Étrange passion d’une enfant pour le régime qu’elle associe définitivement à ce qu’elle aime avec réflexion et poésie : la terre natale. Qui aime son pays et n’éprouve pas de préférence pour les lois qui le gouvernent, de combatif instinct pour l’idée et l’aspiration qui le modèlent, le transforment et l’amplifient, ne connaît pas cette ferveur raisonnante que ressent l’esprit consciencieux et informé.
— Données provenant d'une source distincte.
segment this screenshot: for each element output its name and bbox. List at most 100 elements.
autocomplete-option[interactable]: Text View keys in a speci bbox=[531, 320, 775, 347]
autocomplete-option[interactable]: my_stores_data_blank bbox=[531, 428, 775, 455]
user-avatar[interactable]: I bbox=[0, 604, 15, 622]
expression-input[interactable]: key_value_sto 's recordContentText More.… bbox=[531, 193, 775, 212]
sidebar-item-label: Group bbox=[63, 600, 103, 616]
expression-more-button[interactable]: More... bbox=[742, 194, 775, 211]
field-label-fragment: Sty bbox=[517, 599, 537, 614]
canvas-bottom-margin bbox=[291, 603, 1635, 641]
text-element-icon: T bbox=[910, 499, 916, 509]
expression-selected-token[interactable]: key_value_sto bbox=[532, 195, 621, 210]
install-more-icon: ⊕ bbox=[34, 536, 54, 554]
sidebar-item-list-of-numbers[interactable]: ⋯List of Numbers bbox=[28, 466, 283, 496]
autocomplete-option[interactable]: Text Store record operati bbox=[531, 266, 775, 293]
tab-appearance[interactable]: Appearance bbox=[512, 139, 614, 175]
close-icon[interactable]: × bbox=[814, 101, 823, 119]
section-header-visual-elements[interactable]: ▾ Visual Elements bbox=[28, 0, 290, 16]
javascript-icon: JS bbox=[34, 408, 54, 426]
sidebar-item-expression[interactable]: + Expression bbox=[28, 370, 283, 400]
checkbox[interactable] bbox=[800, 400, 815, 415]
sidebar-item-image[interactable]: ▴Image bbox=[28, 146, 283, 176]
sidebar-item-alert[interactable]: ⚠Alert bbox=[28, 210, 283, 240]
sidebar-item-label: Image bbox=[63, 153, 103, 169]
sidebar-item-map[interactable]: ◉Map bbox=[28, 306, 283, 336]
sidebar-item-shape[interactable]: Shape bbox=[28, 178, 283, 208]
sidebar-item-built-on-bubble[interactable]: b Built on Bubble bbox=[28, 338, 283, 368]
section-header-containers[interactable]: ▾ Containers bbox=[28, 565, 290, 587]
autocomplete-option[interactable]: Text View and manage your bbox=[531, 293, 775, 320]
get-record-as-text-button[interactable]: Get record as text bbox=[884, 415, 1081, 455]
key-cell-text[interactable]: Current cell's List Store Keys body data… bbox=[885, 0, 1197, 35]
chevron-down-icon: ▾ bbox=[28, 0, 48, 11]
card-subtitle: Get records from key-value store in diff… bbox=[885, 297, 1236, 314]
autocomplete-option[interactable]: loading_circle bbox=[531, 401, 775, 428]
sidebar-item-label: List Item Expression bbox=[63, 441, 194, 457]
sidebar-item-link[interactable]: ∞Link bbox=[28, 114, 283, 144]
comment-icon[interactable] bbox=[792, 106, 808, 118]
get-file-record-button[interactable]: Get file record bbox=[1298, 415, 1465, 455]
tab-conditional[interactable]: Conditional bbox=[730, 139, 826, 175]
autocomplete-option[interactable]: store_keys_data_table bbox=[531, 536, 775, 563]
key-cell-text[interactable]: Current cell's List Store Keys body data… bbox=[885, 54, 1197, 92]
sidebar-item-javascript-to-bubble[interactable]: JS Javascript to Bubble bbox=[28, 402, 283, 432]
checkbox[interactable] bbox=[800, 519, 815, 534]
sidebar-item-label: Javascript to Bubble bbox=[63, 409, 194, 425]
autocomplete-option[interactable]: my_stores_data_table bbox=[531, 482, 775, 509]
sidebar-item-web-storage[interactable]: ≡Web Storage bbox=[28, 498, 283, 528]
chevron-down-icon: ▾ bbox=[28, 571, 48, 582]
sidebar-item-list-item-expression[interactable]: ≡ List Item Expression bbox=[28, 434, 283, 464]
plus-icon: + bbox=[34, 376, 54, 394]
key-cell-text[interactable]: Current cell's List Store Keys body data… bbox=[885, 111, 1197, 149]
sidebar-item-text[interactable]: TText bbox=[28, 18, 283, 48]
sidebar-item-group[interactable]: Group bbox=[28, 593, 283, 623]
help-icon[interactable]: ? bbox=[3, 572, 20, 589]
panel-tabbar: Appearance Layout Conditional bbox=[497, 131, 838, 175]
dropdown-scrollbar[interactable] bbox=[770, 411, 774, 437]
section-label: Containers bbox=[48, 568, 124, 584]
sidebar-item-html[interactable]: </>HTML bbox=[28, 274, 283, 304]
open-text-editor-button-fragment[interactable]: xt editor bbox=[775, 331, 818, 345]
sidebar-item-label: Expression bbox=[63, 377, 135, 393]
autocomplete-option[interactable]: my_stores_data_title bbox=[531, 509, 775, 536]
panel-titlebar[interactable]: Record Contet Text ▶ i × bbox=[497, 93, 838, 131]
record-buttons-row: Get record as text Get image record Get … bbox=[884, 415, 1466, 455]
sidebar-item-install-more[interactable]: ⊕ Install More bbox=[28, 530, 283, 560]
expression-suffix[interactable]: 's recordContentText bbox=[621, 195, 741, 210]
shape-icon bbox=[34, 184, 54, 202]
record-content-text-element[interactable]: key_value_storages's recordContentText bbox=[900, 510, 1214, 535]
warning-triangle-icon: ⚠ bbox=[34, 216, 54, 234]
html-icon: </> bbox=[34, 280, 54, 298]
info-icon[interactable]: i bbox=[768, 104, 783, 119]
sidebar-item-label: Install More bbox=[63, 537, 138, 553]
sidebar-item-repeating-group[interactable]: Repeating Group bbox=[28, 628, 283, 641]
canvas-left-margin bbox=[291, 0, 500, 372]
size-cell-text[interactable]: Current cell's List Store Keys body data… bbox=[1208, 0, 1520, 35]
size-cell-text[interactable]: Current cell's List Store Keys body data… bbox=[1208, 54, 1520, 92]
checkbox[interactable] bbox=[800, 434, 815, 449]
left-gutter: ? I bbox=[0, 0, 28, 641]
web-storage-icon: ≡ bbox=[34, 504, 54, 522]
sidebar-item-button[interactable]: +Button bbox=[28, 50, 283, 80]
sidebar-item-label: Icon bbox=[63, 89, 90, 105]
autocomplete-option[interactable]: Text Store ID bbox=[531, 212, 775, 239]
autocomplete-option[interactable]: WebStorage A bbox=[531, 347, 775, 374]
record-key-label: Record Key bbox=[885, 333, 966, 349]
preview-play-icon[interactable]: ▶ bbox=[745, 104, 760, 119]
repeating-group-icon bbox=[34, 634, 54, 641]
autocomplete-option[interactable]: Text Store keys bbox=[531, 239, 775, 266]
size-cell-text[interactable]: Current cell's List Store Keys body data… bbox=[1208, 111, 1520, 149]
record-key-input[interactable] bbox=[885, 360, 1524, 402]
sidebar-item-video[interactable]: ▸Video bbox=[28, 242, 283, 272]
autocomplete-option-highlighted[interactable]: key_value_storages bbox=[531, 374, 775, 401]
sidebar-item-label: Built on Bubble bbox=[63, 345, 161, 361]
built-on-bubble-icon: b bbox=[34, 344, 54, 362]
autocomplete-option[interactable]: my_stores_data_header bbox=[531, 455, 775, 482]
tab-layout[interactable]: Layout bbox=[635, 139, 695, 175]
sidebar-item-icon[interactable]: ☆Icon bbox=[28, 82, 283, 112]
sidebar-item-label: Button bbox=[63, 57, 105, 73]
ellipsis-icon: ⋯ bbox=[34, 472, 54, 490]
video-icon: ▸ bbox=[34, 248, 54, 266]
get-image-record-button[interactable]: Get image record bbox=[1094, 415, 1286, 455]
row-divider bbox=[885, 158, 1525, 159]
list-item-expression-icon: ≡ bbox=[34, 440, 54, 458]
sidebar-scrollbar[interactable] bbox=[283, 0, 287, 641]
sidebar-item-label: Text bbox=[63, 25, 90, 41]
Celui-là est reconnaissant à l’univers que sa patrie ait mérité cette phrase somptueuse : « Sans la France, le monde serait seul. » Cri filial à quoi répond cette affirmation venue de loin. « La France est le flambeau du monde, sa disparition laisserait les nations dans les ténèbres… » et encore cet éloquent témoignage de Gœthe : « Lorsque les Romains avaient quelque chose d’important à formuler, ils le faisaient en grec, pourquoi ne le ferions-nous pas en français ? »

Heureux qui, pieux envers la grandeur et la grâce du passé, se place dans le présent, y travaille pour l’avenir, s’attache laborieusement à bouturer ce qui doit être à ce qui est !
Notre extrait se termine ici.